BMC Health Serv Res. 2021 Jan 4;21(1):5. doi: 10.1186/s12913-020-05989-7.
BACKGROUND: The HOSPITAL Risk Score (HRS) predicts 30-day hospital readmissions and is internationally validated. Social determinants of health (SDOH) such as low socioeconomic status (SES) affect health outcomes and have been postulated to affect readmission rates. We hypothesized that adding SDOH to the HRS could improve its predictive accuracy.
METHODS: Records of 37,105 inpatient admissions at the University of Chicago Medical Center were reviewed. HRS was calculated for each patient. Census tract-level SDOH then were combined with the HRS and the performance of the resultant "Social HRS" was compared against the HRS. Patients then were assigned to 1 of 7 typologies defined by their SDOH and a balanced dataset of 14,235 admissions was sampled from the larger dataset to avoid over-representation by any 1 sociodemographic group. Principal component analysis and multivariable linear regression then were performed to determine the effect of SDOH on the HRS.

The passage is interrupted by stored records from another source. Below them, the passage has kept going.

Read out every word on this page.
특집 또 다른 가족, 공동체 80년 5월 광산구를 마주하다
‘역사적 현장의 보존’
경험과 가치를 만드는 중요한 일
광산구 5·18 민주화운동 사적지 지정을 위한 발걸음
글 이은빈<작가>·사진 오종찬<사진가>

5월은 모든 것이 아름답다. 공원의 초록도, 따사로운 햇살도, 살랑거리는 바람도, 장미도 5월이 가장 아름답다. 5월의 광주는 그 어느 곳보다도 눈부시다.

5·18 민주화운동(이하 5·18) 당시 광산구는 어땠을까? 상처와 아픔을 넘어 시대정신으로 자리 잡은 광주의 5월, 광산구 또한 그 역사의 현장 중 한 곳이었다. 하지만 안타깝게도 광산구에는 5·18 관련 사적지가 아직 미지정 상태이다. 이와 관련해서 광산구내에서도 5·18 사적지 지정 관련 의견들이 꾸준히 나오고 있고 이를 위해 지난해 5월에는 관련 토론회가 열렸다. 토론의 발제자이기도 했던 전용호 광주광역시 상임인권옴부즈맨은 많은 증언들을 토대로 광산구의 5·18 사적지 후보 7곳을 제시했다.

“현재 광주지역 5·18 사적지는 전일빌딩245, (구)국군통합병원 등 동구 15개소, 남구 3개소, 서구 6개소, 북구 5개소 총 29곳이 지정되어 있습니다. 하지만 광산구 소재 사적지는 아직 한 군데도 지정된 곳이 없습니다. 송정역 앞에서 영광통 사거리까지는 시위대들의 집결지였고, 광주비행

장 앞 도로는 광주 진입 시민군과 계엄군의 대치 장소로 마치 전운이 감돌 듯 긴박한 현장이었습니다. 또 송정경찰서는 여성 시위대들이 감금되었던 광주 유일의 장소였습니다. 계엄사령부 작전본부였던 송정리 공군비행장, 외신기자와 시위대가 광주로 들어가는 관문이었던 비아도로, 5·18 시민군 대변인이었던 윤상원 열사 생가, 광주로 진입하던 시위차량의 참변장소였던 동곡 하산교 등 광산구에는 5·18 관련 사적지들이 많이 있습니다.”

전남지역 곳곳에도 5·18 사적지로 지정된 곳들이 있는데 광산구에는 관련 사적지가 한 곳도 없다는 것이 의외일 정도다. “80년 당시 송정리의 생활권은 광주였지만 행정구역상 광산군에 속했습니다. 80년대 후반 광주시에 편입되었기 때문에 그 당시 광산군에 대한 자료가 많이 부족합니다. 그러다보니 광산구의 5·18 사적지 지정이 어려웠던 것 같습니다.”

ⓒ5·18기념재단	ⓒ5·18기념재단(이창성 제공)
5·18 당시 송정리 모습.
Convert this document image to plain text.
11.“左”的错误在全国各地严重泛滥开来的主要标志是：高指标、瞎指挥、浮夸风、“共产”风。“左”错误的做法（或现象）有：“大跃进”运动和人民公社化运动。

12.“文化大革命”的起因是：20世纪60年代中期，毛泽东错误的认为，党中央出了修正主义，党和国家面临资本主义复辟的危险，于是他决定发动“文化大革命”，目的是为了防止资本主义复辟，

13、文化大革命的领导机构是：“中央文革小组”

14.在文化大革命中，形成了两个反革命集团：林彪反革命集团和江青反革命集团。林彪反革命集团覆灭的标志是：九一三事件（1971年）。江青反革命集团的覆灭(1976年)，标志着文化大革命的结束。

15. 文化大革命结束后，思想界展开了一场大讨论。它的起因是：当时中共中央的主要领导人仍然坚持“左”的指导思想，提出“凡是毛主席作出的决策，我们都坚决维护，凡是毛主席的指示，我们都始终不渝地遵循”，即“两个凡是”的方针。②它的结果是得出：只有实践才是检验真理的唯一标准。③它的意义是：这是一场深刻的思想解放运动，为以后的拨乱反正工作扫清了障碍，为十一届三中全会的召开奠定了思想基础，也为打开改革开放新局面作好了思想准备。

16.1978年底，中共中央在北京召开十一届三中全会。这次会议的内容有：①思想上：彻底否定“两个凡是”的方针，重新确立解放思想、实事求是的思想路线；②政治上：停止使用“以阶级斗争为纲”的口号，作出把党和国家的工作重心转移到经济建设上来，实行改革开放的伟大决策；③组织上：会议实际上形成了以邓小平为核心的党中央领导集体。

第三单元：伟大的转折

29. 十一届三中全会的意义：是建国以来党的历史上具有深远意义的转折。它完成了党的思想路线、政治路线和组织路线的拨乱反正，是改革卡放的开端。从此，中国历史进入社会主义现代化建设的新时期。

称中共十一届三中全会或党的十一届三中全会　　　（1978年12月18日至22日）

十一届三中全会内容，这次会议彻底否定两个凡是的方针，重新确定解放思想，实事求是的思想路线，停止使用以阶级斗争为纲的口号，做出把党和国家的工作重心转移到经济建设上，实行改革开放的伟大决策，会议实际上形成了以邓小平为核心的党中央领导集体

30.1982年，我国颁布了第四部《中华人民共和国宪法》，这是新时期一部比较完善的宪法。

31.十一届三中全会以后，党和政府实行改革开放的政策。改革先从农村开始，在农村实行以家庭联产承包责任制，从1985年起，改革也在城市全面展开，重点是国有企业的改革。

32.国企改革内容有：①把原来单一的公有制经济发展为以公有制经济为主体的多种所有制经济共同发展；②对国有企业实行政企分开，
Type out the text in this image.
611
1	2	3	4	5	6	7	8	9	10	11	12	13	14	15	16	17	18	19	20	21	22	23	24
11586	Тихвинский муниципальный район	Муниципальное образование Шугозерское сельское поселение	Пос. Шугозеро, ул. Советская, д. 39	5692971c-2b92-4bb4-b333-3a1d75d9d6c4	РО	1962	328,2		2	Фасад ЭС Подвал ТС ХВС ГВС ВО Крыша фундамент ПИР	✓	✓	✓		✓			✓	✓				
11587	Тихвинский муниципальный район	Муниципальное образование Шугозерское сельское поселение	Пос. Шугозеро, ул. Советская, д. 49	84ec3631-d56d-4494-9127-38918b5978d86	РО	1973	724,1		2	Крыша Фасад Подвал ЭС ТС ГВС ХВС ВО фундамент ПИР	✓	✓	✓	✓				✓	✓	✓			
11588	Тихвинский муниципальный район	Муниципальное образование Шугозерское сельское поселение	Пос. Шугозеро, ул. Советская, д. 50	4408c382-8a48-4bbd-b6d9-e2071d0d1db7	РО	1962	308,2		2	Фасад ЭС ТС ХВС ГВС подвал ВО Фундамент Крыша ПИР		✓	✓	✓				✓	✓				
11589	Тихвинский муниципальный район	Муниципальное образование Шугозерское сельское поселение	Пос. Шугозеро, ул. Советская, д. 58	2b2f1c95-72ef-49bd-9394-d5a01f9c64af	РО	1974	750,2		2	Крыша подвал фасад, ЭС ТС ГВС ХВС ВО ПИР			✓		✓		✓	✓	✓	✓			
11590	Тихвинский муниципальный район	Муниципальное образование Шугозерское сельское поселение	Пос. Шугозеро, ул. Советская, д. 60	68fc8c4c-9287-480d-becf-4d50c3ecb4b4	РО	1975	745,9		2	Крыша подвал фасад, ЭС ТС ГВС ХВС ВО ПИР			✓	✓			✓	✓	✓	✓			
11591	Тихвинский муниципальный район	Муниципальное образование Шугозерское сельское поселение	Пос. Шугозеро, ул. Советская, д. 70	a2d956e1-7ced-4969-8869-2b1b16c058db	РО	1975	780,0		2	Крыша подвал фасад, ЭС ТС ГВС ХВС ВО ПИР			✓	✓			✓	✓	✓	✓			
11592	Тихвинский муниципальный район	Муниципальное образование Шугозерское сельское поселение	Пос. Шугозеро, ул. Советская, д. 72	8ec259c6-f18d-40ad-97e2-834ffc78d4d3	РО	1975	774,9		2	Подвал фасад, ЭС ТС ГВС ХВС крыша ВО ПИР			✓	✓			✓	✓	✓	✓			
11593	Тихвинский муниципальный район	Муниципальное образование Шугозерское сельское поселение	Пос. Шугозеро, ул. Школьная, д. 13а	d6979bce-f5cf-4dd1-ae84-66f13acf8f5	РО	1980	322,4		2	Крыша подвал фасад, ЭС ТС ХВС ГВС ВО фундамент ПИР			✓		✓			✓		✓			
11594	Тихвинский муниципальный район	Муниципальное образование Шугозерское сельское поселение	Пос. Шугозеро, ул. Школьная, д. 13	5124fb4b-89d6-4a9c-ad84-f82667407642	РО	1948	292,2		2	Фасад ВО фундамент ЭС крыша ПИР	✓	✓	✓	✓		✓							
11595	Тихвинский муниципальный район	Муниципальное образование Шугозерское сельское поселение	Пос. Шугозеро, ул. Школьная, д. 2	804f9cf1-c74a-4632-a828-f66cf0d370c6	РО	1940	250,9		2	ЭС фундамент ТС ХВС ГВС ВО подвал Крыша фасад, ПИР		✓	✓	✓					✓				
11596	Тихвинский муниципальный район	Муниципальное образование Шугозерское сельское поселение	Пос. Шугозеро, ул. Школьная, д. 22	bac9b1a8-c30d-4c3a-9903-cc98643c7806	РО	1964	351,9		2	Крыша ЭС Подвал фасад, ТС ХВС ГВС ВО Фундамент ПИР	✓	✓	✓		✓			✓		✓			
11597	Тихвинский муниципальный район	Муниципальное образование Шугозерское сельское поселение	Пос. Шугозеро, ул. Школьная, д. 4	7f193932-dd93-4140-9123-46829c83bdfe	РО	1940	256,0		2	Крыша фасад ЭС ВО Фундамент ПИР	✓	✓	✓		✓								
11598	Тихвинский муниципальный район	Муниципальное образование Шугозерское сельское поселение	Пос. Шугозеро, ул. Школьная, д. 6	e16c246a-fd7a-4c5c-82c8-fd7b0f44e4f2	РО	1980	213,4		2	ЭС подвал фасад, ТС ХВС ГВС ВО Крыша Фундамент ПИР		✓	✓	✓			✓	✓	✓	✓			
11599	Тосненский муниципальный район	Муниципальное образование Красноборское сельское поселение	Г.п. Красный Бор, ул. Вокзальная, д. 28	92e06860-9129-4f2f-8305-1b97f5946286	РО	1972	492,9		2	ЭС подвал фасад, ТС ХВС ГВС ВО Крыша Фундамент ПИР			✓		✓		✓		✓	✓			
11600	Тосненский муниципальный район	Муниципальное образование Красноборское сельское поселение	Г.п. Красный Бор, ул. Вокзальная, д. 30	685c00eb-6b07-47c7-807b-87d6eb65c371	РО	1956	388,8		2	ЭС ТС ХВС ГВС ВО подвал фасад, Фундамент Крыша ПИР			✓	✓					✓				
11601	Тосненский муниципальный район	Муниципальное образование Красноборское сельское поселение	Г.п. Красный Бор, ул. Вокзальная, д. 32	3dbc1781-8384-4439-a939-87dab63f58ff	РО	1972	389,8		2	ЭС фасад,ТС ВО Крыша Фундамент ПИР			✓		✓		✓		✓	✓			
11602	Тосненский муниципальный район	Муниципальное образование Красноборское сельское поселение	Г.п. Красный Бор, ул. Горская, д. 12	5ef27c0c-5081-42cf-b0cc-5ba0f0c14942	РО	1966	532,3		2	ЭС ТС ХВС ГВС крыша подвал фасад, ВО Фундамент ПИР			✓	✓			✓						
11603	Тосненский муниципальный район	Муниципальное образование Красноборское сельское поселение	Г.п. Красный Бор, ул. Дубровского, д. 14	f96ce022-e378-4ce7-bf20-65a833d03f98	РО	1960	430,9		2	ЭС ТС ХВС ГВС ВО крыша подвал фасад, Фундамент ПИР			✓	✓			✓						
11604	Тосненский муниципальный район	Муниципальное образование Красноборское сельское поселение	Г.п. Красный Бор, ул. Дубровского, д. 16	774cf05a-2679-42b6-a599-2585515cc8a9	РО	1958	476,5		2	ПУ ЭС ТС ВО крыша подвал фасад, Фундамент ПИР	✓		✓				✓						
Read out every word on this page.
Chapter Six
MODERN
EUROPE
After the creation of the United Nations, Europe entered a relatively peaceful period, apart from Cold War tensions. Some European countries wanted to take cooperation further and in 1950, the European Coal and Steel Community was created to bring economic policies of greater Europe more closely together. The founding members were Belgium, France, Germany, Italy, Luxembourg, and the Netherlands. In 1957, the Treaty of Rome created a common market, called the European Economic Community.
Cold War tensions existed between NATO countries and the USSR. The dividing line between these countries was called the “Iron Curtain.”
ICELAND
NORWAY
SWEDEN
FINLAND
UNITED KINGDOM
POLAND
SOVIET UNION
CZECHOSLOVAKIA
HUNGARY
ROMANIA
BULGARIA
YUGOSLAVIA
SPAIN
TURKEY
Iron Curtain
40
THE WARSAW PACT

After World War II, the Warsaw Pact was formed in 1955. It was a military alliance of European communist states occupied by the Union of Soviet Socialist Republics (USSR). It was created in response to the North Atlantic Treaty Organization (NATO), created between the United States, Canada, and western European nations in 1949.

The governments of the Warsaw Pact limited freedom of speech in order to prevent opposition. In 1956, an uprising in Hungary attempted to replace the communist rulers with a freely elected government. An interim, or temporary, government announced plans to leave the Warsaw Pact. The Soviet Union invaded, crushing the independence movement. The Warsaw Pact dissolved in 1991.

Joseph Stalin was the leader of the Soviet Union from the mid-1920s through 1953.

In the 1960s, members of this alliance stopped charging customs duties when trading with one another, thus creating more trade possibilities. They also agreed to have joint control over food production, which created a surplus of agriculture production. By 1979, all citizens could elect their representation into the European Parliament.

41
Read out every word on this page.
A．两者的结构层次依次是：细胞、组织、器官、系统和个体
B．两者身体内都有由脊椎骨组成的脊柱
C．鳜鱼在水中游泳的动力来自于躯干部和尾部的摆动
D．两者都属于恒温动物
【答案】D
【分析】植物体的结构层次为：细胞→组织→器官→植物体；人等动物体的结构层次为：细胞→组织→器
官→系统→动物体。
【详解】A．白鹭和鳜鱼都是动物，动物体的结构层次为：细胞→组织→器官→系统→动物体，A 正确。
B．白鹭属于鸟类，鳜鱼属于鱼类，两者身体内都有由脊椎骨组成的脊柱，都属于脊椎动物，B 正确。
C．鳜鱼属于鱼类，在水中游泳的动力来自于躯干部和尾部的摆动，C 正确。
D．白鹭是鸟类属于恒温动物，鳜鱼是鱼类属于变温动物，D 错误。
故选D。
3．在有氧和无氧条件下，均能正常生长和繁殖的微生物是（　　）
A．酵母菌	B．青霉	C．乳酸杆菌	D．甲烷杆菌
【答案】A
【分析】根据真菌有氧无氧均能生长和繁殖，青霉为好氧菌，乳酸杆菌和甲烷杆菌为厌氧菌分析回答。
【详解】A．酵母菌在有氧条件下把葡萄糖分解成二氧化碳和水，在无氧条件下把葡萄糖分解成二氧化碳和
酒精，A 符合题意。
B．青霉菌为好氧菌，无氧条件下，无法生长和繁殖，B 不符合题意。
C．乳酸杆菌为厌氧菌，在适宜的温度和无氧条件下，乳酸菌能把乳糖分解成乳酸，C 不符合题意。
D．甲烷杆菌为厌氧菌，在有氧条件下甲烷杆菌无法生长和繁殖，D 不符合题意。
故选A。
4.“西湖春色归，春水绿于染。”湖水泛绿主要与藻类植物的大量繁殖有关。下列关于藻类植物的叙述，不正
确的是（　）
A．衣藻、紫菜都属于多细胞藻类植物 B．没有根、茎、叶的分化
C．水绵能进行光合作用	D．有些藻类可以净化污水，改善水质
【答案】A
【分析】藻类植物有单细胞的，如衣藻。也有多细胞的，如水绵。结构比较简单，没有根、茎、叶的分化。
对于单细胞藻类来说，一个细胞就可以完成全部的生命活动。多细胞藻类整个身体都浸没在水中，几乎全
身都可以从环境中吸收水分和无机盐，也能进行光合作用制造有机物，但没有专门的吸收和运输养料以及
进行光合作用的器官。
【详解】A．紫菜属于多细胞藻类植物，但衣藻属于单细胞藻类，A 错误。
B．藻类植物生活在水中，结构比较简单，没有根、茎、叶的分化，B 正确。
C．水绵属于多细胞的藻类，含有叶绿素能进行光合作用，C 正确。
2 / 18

RESULTS: The c-statistic for the HRS predicting 30-day readmission was 0.74, consistent with published values. However, the addition of SDOH to the HRS did not improve the c-statistic (0.71). Patients with unfavorable SDOH (no high-school, limited English, crowded housing, disabilities, and age > 65 yrs) had significantly higher HRS (p < 0.05 for all). Overall, SDOH explained 0.2% of the HRS.
CONCLUSION: At an urban tertiary care center, the addition of census tract-level SDOH to the HRS did not improve its predictive power. Rather, the effects of SDOH are already reflected in the HRS.